Os dois líderes, aqueles que se alternaram na ponta da tabela do Brasileirão – Timão e Galo -, caíram fora da Copa do Brasil muito antes do esperado.
Talvez, inconscientemente ou não, eles preferissem isso mesmo, para assestar todas as suas baterias no Brasileirão, sem desvios de atenção. Afinal, o título nacional vale mais do que o da Copa do Brasil, no imaginário do futebol, aqui e no resto do mundo.
Mas, será que uma queda dessas não deixará sequelas no Brasileirão?
No caso do Corinthians, perder para um rival doméstico, sobretudo nas condições em que ocorreram essas duas derrotas para o Santos, sempre tem um sabor mais amargo.
O Timão, porém, passa a sensação de que não perde o prumo depois de derrotas como essa.

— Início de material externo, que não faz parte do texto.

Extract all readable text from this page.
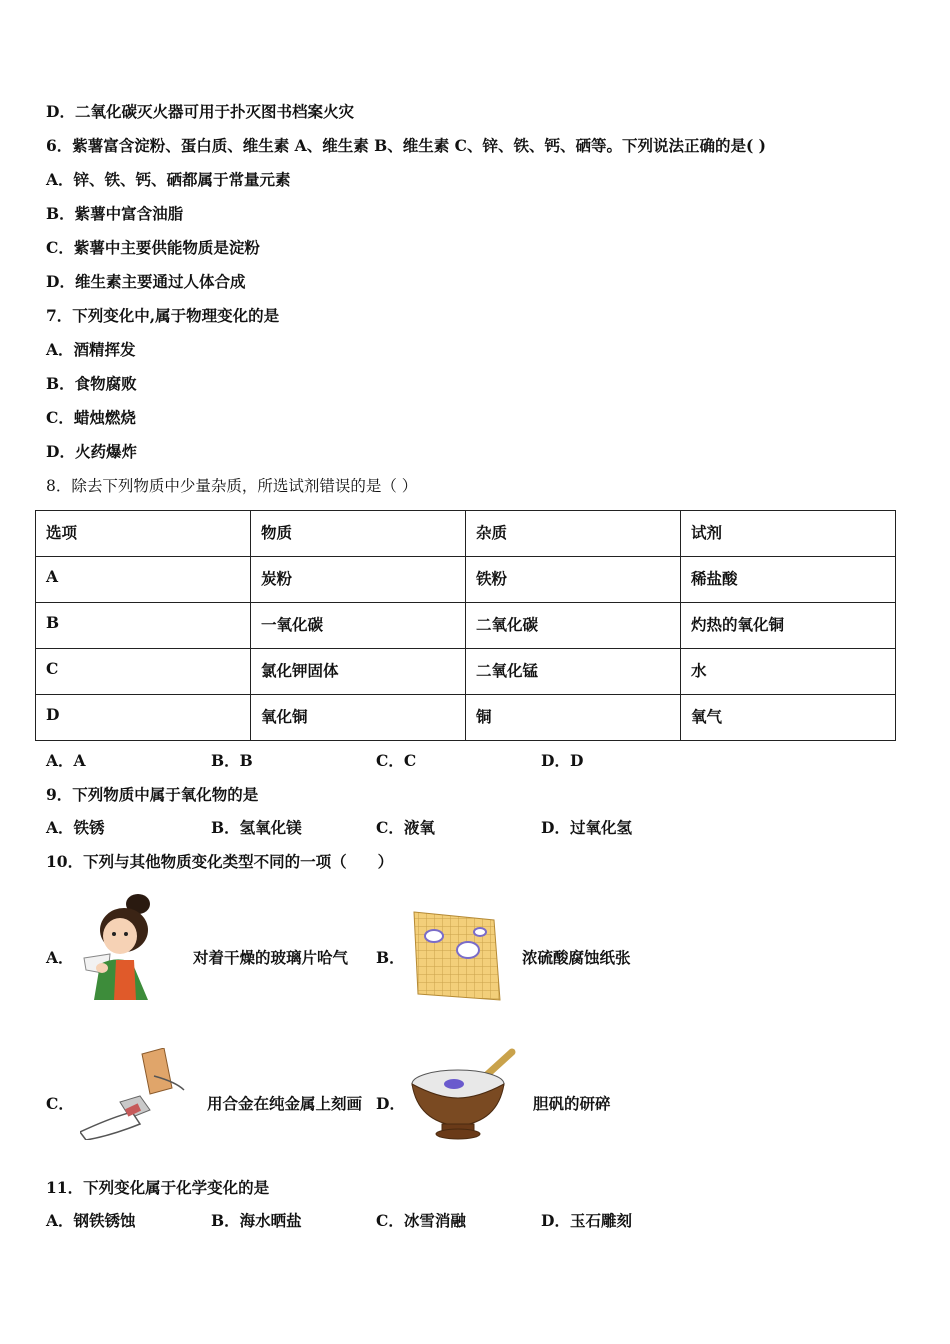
D．二氧化碳灭火器可用于扑灭图书档案火灾
6．紫薯富含淀粉、蛋白质、维生素 A、维生素 B、维生素 C、锌、铁、钙、硒等。下列说法正确的是( )
A．锌、铁、钙、硒都属于常量元素
B．紫薯中富含油脂
C．紫薯中主要供能物质是淀粉
D．维生素主要通过人体合成
7．下列变化中,属于物理变化的是
A．酒精挥发
B．食物腐败
C．蜡烛燃烧
D．火药爆炸
8．除去下列物质中少量杂质，所选试剂错误的是（ ）
选项	物质	杂质	试剂
A	炭粉	铁粉	稀盐酸
B	一氧化碳	二氧化碳	灼热的氧化铜
C	氯化钾固体	二氧化锰	水
D	氧化铜	铜	氧气
A．A	B．B	C．C	D．D
9．下列物质中属于氧化物的是
A．铁锈	B．氢氧化镁	C．液氧	D．过氧化氢
10．下列与其他物质变化类型不同的一项（　　）
A．	对着干燥的玻璃片哈气 B．	浓硫酸腐蚀纸张
C．	用合金在纯金属上刻画 D．	胆矾的研碎
11．下列变化属于化学变化的是
A．钢铁锈蚀	B．海水晒盐	C．冰雪消融	D．玉石雕刻
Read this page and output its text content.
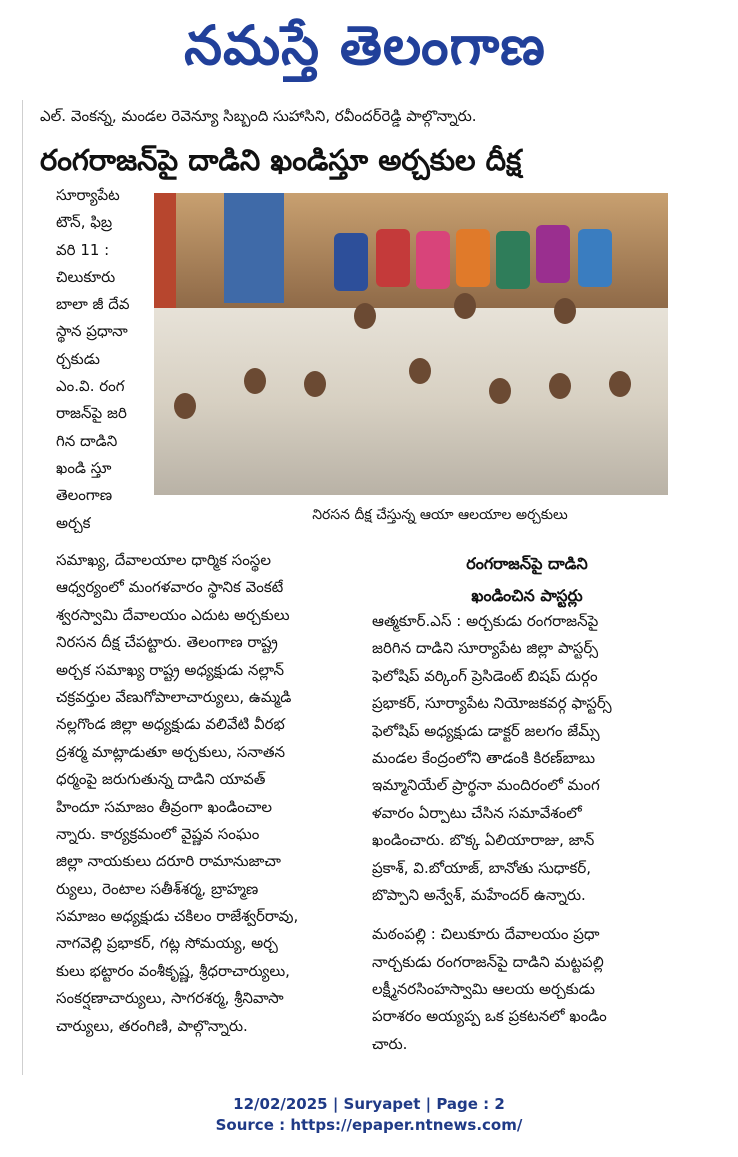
నమస్తే తెలంగాణ
ఎల్. వెంకన్న, మండల రెవెన్యూ సిబ్బంది సుహాసిని, రవీందర్‌రెడ్డి పాల్గొన్నారు.
రంగరాజన్‌పై దాడిని ఖండిస్తూ అర్చకుల దీక్ష
సూర్యాపేట
టౌన్, ఫిబ్ర
వరి 11 :
చిలుకూరు
బాలా జీ దేవ
స్థాన ప్రధానా
ర్చకుడు
ఎం.వి. రంగ
రాజన్‌పై జరి
గిన దాడిని
ఖండి స్తూ
తెలంగాణ
అర్చక	నిరసన దీక్ష చేస్తున్న ఆయా ఆలయాల అర్చకులు
సమాఖ్య, దేవాలయాల ధార్మిక సంస్థల
ఆధ్వర్యంలో మంగళవారం స్థానిక వెంకటే
శ్వరస్వామి దేవాలయం ఎదుట అర్చకులు
నిరసన దీక్ష చేపట్టారు. తెలంగాణ రాష్ట్ర
అర్చక సమాఖ్య రాష్ట్ర అధ్యక్షుడు నల్లాన్
చక్రవర్తుల వేణుగోపాలాచార్యులు, ఉమ్మడి
నల్లగొండ జిల్లా అధ్యక్షుడు వలివేటి వీరభ
ద్రశర్మ మాట్లాడుతూ అర్చకులు, సనాతన
ధర్మంపై జరుగుతున్న దాడిని యావత్
హిందూ సమాజం తీవ్రంగా ఖండించాల
న్నారు. కార్యక్రమంలో వైష్ణవ సంఘం
జిల్లా నాయకులు దరూరి రామానుజాచా
ర్యులు, రెంటాల సతీశ్‌శర్మ, బ్రాహ్మణ
సమాజం అధ్యక్షుడు చకిలం రాజేశ్వర్‌రావు,
నాగవెల్లి ప్రభాకర్, గట్ల సోమయ్య, అర్చ
కులు భట్టారం వంశీకృష్ణ, శ్రీధరాచార్యులు,
సంకర్షణాచార్యులు, సాగరశర్మ, శ్రీనివాసా
చార్యులు, తరంగిణి, పాల్గొన్నారు.
రంగరాజన్‌పై దాడిని
ఖండించిన పాస్టర్లు
ఆత్మకూర్.ఎస్ : అర్చకుడు రంగరాజన్‌పై
జరిగిన దాడిని సూర్యాపేట జిల్లా పాస్టర్స్
ఫెలోషిప్ వర్కింగ్ ప్రెసిడెంట్ బిషప్ దుర్గం
ప్రభాకర్, సూర్యాపేట నియోజకవర్గ ఫాస్టర్స్
ఫెలోషిప్ అధ్యక్షుడు డాక్టర్ జలగం జేమ్స్
మండల కేంద్రంలోని తాడంకి కిరణ్‌బాబు
ఇమ్మానియేల్ ప్రార్థనా మందిరంలో మంగ
ళవారం ఏర్పాటు చేసిన సమావేశంలో
ఖండించారు. బొక్క ఏలియారాజు, జాన్
ప్రకాశ్, వి.బోయాజ్, బానోతు సుధాకర్,
బొప్పాని అన్వేశ్, మహేందర్ ఉన్నారు.
మఠంపల్లి : చిలుకూరు దేవాలయం ప్రధా
నార్చకుడు రంగరాజన్‌పై దాడిని మట్టపల్లి
లక్ష్మీనరసింహస్వామి ఆలయ అర్చకుడు
పరాశరం అయ్యప్ప ఒక ప్రకటనలో ఖండిం
చారు.
12/02/2025 | Suryapet | Page : 2
Source : https://epaper.ntnews.com/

Foi assim após o vexame diante do Guarani paraguaio, na Libertadores, por exemplo. Não pratica um futebol dos sonhos, é verdade. Não o fez nem nos seus melhores momentos nesta temporada. Contudo, joga uma bola eficiente, coordenada, firme na defesa, o que, geralmente, confere a times desse estilo maior regularidade, elemento essencial numa competição de tiro longo como o Brasileirão.
Já o Galo, que nos ofereceu muitos dos melhores momentos do campeonato, parece estar mais propenso a entrar em entropia. Além de ter caído na Copa do Brasil diante de um adversário tecnicamente inferior – o Figueira -, trepida no Brasileirão. Isso, sem falar das perdas significativas sofridas no elenco, como as saídas de Maicosuel e Guilherme.
Tudo indica que o Galo deverá ter mais dificuldades em se recuperar no Brasileirão do que o Corinthians.
Mas, sacumé: como dizia o político mineiro, você olha pra formação das nuvens no céu e vê uma galinha; olha de novo, e é um cachorro. No Brasileirão não é diferente.